I would know whether any thing be more common, than for two men students, barristers, or Judges, to deduce contrary and opposite conclusions out of the same case in law? And is there any difference that the two men should infer distinct conclusions from the same testimony: Is any thing more known than that the same author, and place in that author, is forcibly urged to maintain contrary conclusions, and the decision hard, which is in the right? Is anything more frequent in the controversies of religion, than to press the same text for opposite tenets? How then comes it to pass that two persons may not apprehend with reason and honesty, what a witness, or many, say, to prove in the understanding of one plainly one thing, but in the apprehension of the other, clearly the contrary thing: must therefore one of these merit fine and imprisonment, because he [does] that which he cannot otherwise do, preserving his oath and integrity? And this often is the case of the Judge and jury[58].

C’est étonnamment moderne. Vaughan écrit ceci en 1670; il est un contemporain de Locke, de Spinoza et de Newton, et l’on sent déjà poindre les Lumières à l’horizon, le souffle novateur des idées de demain. Il y a dans ce passage un indice sérieux de ce qui distingue encore de nos jours la conception de l’appel en droit français et en droit anglo-américain. J’y reviendrai, mais avant cela je voudrais nous rapprocher du Québec et faire quelques observations sur l’appel tel qu’il est apparu ici, en droit local. Une histoire somme toute parfaitement honorable.

G. L’appel en droit québécois de 1763 à 1849 : une excursion coloniale

La création de la Cour d’appel du Québec, telle qu’elle existe dans sa forme actuelle, date de 1849. Bien entendu, au cours des 160 dernières années, beaucoup de choses ont changé — le nom de la Cour, le nombre des juges qui y siègent, le contour général de sa compétence, la fréquence et la durée des périodes où elle siège, et bien d’autres choses encore.

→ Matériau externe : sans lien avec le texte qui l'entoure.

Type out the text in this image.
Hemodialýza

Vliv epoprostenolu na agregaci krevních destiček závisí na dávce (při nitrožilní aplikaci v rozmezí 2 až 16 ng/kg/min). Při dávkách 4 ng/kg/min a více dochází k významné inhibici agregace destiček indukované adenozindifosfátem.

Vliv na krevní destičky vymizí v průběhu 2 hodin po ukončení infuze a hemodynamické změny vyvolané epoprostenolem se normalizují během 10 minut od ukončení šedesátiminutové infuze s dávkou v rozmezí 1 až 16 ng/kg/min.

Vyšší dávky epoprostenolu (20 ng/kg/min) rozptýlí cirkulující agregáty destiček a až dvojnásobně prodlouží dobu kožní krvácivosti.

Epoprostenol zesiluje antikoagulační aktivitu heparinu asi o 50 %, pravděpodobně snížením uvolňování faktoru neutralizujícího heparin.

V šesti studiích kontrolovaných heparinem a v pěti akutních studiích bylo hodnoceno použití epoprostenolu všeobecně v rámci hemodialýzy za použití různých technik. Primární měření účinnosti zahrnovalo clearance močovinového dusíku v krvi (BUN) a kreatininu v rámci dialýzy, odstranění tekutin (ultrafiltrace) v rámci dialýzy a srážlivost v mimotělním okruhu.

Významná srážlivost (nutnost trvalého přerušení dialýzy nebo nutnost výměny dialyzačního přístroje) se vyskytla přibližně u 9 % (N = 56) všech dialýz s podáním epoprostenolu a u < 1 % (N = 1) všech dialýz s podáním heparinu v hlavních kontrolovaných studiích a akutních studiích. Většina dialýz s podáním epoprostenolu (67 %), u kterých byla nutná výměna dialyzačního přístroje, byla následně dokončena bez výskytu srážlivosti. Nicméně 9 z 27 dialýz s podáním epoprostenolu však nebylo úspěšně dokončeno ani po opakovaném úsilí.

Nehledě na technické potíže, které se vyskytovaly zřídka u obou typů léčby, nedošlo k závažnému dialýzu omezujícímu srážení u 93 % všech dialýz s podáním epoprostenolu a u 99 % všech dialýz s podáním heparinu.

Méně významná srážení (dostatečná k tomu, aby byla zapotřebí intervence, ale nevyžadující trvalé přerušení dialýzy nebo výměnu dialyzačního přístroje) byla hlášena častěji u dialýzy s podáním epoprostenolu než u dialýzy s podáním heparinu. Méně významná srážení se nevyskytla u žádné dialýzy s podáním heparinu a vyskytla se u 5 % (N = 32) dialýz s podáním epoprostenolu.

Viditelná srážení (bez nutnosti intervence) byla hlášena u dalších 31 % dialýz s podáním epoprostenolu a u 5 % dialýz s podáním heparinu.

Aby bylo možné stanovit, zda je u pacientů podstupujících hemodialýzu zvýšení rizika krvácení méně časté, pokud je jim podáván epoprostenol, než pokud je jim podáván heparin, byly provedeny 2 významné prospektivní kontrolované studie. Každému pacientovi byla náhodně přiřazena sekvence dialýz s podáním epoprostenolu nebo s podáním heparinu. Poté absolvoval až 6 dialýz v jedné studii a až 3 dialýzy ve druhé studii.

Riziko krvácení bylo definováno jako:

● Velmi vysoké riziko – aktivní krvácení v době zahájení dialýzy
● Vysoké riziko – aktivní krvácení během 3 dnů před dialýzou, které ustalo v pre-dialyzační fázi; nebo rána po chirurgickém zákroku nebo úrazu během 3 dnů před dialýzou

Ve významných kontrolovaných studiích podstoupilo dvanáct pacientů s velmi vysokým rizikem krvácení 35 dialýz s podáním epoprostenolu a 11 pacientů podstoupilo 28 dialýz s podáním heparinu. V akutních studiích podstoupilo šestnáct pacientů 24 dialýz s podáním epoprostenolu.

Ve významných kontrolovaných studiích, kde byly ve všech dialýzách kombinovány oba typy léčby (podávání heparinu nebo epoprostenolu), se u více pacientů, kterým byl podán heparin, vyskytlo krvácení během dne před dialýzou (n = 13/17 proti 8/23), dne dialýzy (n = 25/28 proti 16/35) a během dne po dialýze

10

De manière plus fondamentale, cependant, la Cour demeure aujourd’hui l’institution qu’elle était au moment de sa création. J’entends par là que sa composition (les membres d’une magistrature indépendante choisis au sein du barreau local) et sa principale fonction (entendre les appels de tous les tribunaux de première instance au Québec) montrent qu’elle descend en droite ligne de la cour créée en 1849 par l’Acte pour établir une cour ayant juridiction en appel et en matières criminelles, pour le Bas-Canada[59]. Et on peut même affirmer que la Cour telle que nous la connaissons aujourd’hui doit son existence à deux figures importantes de l’histoire du Canada, fort probablement John George Lambton, mieux connu comme Lord Durham, et certainement aussi Louis-Hippolyte Lafontaine[60], qui était premier ministre de la Province Unie du Canada au moment de l’adoption de la loi de 1849.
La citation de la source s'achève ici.